Toto M - Kiara Foundation
"Dipenghujung tahun 2009 ini ada tiga kado keprihatinan bagi nelayan dan masyarakat pesisir. Hal itu terungkap dalam acara ‘Refleksi Kelautan Perikanan 2009 dan Proyeksi 2010’ yang digelar oleh Koalisi Rakyat untuk Keadilan Perikanan (KIARA), yang dilangsungkan di hotel Cemara jalan Cemara I Menteng Jakarta Pusat hari ini (30/12).
KIARA mengatakan, bahwa ketiga kado yang dimaksud itu adalah, yang pertama National Summit. Karena menurut KIARA, 19 butir National Summit program ekonominya dalam sektor kelautan dan perikanan bukan kepada nelayan tradisional melainkan mengarah kepada industri dan investasi. Sehingga hal itu akan merugikan bagi nelayan tradisioal dan masyarakat pesisir."
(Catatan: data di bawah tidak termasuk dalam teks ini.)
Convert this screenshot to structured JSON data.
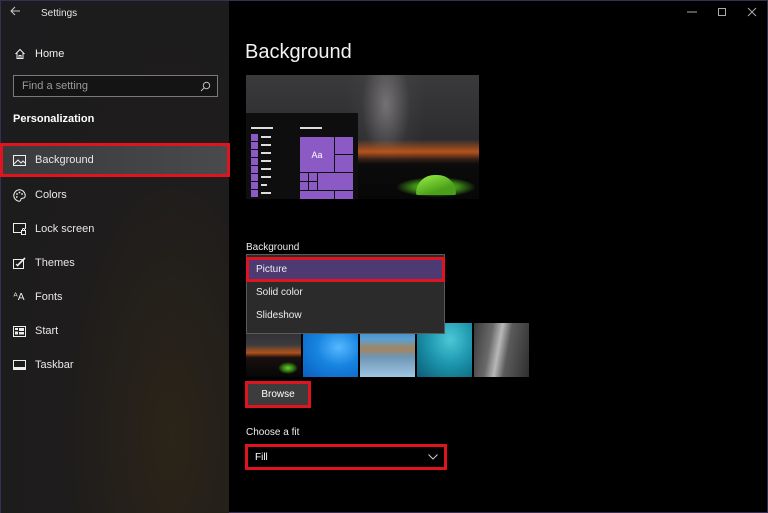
{
  "window": {
    "title": "Settings",
    "controls": {
      "minimize": "minimize",
      "maximize": "maximize",
      "close": "close"
    }
  },
  "sidebar": {
    "home_label": "Home",
    "search_placeholder": "Find a setting",
    "section_title": "Personalization",
    "items": [
      {
        "label": "Background",
        "icon": "picture-icon",
        "active": true
      },
      {
        "label": "Colors",
        "icon": "palette-icon",
        "active": false
      },
      {
        "label": "Lock screen",
        "icon": "lock-screen-icon",
        "active": false
      },
      {
        "label": "Themes",
        "icon": "themes-icon",
        "active": false
      },
      {
        "label": "Fonts",
        "icon": "fonts-icon",
        "active": false
      },
      {
        "label": "Start",
        "icon": "start-icon",
        "active": false
      },
      {
        "label": "Taskbar",
        "icon": "taskbar-icon",
        "active": false
      }
    ]
  },
  "main": {
    "page_title": "Background",
    "preview": {
      "tile_text": "Aa"
    },
    "background_label": "Background",
    "background_options": [
      {
        "label": "Picture",
        "selected": true
      },
      {
        "label": "Solid color",
        "selected": false
      },
      {
        "label": "Slideshow",
        "selected": false
      }
    ],
    "thumbnails": [
      "night-camp",
      "windows-blue",
      "beach-rocks",
      "underwater",
      "waterfall"
    ],
    "browse_label": "Browse",
    "fit_label": "Choose a fit",
    "fit_value": "Fill"
  },
  "colors": {
    "accent": "#8b5ac4",
    "highlight_border": "#e0141e",
    "selected_option": "#4e3a72"
  }
}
Foto: Rebecca Weeks/ARC Centre of Excellence for Coral Reef Studies
Nelayan tradisional menangkap ikan di kawasan terumbu karang dengan alat sederhana dan perahu kayu, kadang bermotor. Ikan besar sudah diambil lebih dahulu oleh armada tangkap modern. Sehingga ikan yang belum dewasa sjadi tangkapan akhir bagi nelayan tradisional, mengancam siklus regenerasi populasi ikan.
Kegiatan semacam ini umum dijumpai di kawasan konservasi (Taman Laut Nasional) di Indonesia. Kebutuhan mereka untuk makan sehari-hari dan jualan ikan semakin tertekan dengan peraturan konservasi yang melarang penangkapan ikan di kebun mereka. Tidak jarang kegiatan mereka berdampak negatif pada habitat ikan itu sendiri - terumbu karang.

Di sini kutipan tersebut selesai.